Twrch ladró otra vez. Su ladrido sonó bastante lejos.

—El animal ha visto a Twrch. Huye.

—¿Hacia dónde?

—Corre trazando un ángulo desde la piedra hacia nosotros. Twrch lo persigue. Está a punto de alcanzarlo…

¡Twrch! —gritó con todas sus fuerzas Ffand—. ¡No!

Me pasó el brazo por la cintura, se inclinó hacia un lado y desmontó de un salto. Oí el ruido de sus buskins sobre las losas del camino; la niña corría hacia el perro sin dejar de gritar.

¡Twrch! ¡Detente! ¡Vuelve!

A media distancia, oí un aullido de Twrch en el momento en que alcanzaba al animal. Luego un gruñido que me indicó que aquella bestia se había dado la vuelta para defenderse. El gruñido se convirtió en un quejido lastimero, que de pronto se interrumpió. Pese a la distancia oí el crujido de su cuello entre las mandíbulas del sabueso y supe que Twrch lo había matado.
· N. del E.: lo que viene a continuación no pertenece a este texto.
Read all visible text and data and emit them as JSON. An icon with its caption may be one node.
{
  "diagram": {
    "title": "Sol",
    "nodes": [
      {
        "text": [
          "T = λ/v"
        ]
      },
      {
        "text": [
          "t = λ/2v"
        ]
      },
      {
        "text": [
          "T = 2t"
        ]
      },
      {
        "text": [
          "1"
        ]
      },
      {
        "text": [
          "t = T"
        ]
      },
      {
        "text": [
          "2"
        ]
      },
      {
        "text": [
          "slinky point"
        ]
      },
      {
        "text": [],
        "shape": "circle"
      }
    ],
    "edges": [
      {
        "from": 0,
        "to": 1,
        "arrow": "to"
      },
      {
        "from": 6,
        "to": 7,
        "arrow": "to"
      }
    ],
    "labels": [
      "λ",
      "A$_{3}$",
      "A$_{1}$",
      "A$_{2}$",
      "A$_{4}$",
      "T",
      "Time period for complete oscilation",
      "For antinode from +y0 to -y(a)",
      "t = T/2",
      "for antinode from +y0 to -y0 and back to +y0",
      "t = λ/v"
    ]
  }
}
—Bien —dijo Llew—, todo ha concluido. Fuera lo que fuera, Twrch lo ha matado.

Dejamos la calzada y cabalgamos sobre la herbosa llanura hacia el lugar donde Ffand sostenía por el collar al perro. Cuando desmontamos, Twrch se puso a ladrar, muy satisfecho de su presa.

—No —gimió Llew—. Oh, no…

—¿Qué es? —preguntó Ffand intrigada. Supuse que estaba mirando al animal que yacía sin vida sobre la yerba y que no sabía qué era.

—¿Sabes qué es, Llew?

—Un perro…, una especie de perro —contestó en un tono que expresaba a la vez recelo y lástima.